Most of all, she was the best example of her own philosophy, of living with gratitude, of aging with grace. Even as she entered her 90s, she met inevitable changes with courage. And she shared them with her readers: making the decision to give up driving, moving from her multilevel condo to a cozy apartment in senior living.
When I visited her in her new home, she was still upbeat about all the positive elements of her new life, especially the kindness of people around her. Her space was smaller, but she had made it her own, and she had her computer set up to continue writing.
“I am so lucky to have these beautiful trees outside my window,” she said. “And I have your coffee ready for you.”
Hearing that she had died so suddenly after the holidays, I was first tempted to write that a bright star had gone out or maybe that a candle had been extinguished, but these are clichés that a writer such as Betty would despise. And the light never goes out when you leave a legacy of writing that shared a joyful life.
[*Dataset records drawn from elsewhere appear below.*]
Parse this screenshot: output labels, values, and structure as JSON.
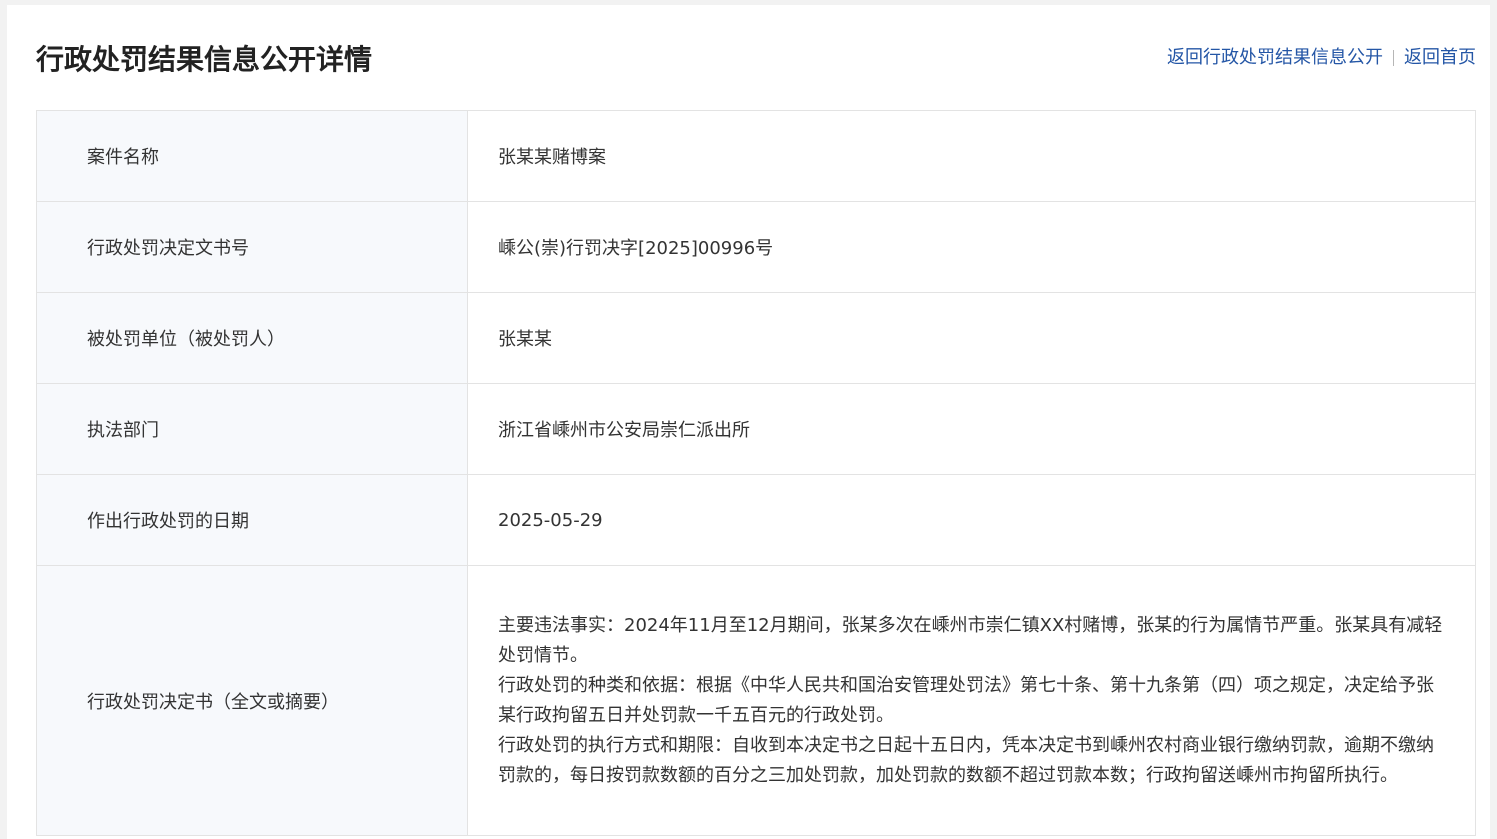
{
  "page_title": "行政处罚结果信息公开详情",
  "nav": {
    "back_to_list": "返回行政处罚结果信息公开",
    "back_home": "返回首页"
  },
  "fields": [
    {
      "label": "案件名称",
      "value": "张某某赌博案"
    },
    {
      "label": "行政处罚决定文书号",
      "value": "嵊公(崇)行罚决字[2025]00996号"
    },
    {
      "label": "被处罚单位（被处罚人）",
      "value": "张某某"
    },
    {
      "label": "执法部门",
      "value": "浙江省嵊州市公安局崇仁派出所"
    },
    {
      "label": "作出行政处罚的日期",
      "value": "2025-05-29"
    }
  ],
  "decision": {
    "label": "行政处罚决定书（全文或摘要）",
    "paragraphs": [
      "主要违法事实：2024年11月至12月期间，张某多次在嵊州市崇仁镇XX村赌博，张某的行为属情节严重。张某具有减轻处罚情节。",
      "行政处罚的种类和依据：根据《中华人民共和国治安管理处罚法》第七十条、第十九条第（四）项之规定，决定给予张某行政拘留五日并处罚款一千五百元的行政处罚。",
      "行政处罚的执行方式和期限：自收到本决定书之日起十五日内，凭本决定书到嵊州农村商业银行缴纳罚款，逾期不缴纳罚款的，每日按罚款数额的百分之三加处罚款，加处罚款的数额不超过罚款本数；行政拘留送嵊州市拘留所执行。"
    ]
  }
}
Betty received countless well-deserved tributes and honors in her life, and her daughter, Judy Schindler, tells me there will be one more opportunity to honor her memory on Sunday, Feb. 25, at 2 p.m at the Napa Senior Center.
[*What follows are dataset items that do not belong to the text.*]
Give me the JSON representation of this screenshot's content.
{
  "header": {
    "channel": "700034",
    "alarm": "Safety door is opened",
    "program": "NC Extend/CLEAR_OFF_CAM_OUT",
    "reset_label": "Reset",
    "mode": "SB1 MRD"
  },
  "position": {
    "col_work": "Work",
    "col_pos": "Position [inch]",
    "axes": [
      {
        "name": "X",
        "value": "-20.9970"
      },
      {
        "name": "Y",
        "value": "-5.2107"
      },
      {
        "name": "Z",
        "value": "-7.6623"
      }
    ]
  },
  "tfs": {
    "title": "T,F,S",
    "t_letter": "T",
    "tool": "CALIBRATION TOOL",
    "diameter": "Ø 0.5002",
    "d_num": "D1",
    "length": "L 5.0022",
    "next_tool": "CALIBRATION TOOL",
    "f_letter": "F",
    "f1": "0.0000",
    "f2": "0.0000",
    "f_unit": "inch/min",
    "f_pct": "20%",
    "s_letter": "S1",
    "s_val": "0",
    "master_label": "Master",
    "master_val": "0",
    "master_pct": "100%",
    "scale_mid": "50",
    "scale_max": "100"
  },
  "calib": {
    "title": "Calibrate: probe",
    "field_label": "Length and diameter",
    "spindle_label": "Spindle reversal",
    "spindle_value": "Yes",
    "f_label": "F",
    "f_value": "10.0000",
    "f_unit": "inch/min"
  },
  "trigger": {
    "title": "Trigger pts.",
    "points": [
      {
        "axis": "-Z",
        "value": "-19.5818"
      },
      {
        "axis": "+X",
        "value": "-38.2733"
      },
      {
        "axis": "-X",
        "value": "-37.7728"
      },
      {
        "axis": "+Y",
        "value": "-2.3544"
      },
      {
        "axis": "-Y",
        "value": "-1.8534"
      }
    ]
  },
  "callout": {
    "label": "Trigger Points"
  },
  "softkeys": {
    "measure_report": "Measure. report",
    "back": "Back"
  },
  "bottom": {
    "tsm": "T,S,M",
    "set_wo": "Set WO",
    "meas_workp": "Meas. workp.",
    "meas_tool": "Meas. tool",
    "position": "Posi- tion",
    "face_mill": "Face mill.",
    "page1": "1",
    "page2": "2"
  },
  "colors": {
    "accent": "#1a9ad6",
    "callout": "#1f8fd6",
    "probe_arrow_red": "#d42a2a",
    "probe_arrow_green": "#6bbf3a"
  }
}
“We thought that this would be the appropriate place,” she said.
Sasha Paulsen is a Napa Valley-based novelist and journalist.
thank you for sharing beautiful recollections and thoughts about a woman who clearly lived life fully. I think each of us who read these words will be directed to think about our own aging process, and how we live (or do not live) our lives as we age. I am sorry for her loss, which will no doubt touch many. I am grateful that you and Napa Valley Features have shared both the sad news of her death, and also the inspiring words about her life! Through your words, her legacy lives on in many of us who did not have the good fortune to cross paths with her. Condolences to her friends and family.
Thank you for your lovely tribute to Betty Rhodes, a woman who paved the way for living with joy on our aging journey.